Iraq Potential Unity Diminished But Not Destroyed

Strategy Page is raising an alarm about the Iraqi political system careening off its democratic rails.  I am not so alarmed.  Violence is normal in the Arab world and the use of terror attacks, extralegal threats, and intimidation should not surprise Western observers.  Iraq will never clone a Western political process no matter how much advice the United States provides.  Iraqi self-governance will retain facets of brutality that are ingrained in Arab political culture.  

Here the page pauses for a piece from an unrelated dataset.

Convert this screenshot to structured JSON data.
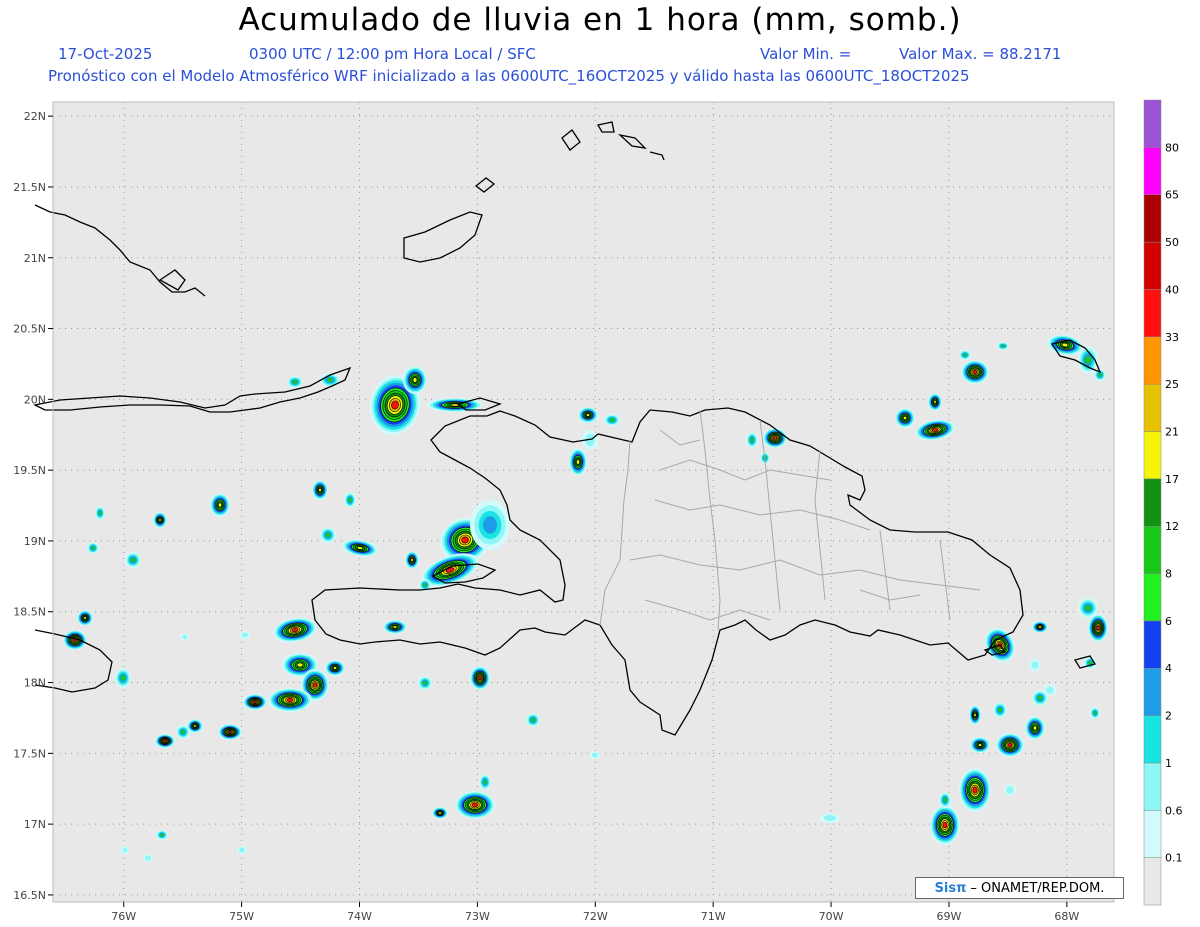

In December 2009, I estimated Iraq's chances for "success" as a unitary state at 60%. I stand by that estimate. Suicide bombings have not yet returned to the epidemic levels at the height of the war. Iraq's generational dynamics are such that a full Sunni-Shiite civil war is unlikely because many survivors of the last Sunni-Shiite conflict, the Iran-Iraq War, are still alive and remember the horror. Only the intervention of Sunni Arab neighbors would upset the balance and they don't trust each other enough to work together (GCC Shield Force notwithstanding).  That Shield Force was able to stabilize Bahrain, a small country, with a short-duration deployment.  It is too small to pose an existential threat to the Iraqi military establishment.  Arab military coalitions are ineffective because Arabs don't trust each other.  Only those Arab forces that acted in concert with a Western sponsor (as in the first Persian Gulf War under US leadership) can operate at even a minimal level of effectiveness.  This means that other Sunni Arab states have little hope of influencing Iraqi politics with a threat of land invasion.  Iraqi Shiites have little appetite for mass expulsions or worse directed against its Sunni minority because they value integration with the world economy after decades of deprivation under UN sanctions.  They will continue to find ways to make life uncomfortable for Sunnis but they value their new investment links with the outside world too much to risk anything more harsh.  


We shouldn't use Anglo-Western standards of normalcy to judge Arab internal stability. There will be more bombings. That does not mean Iraqi self-governance will fail.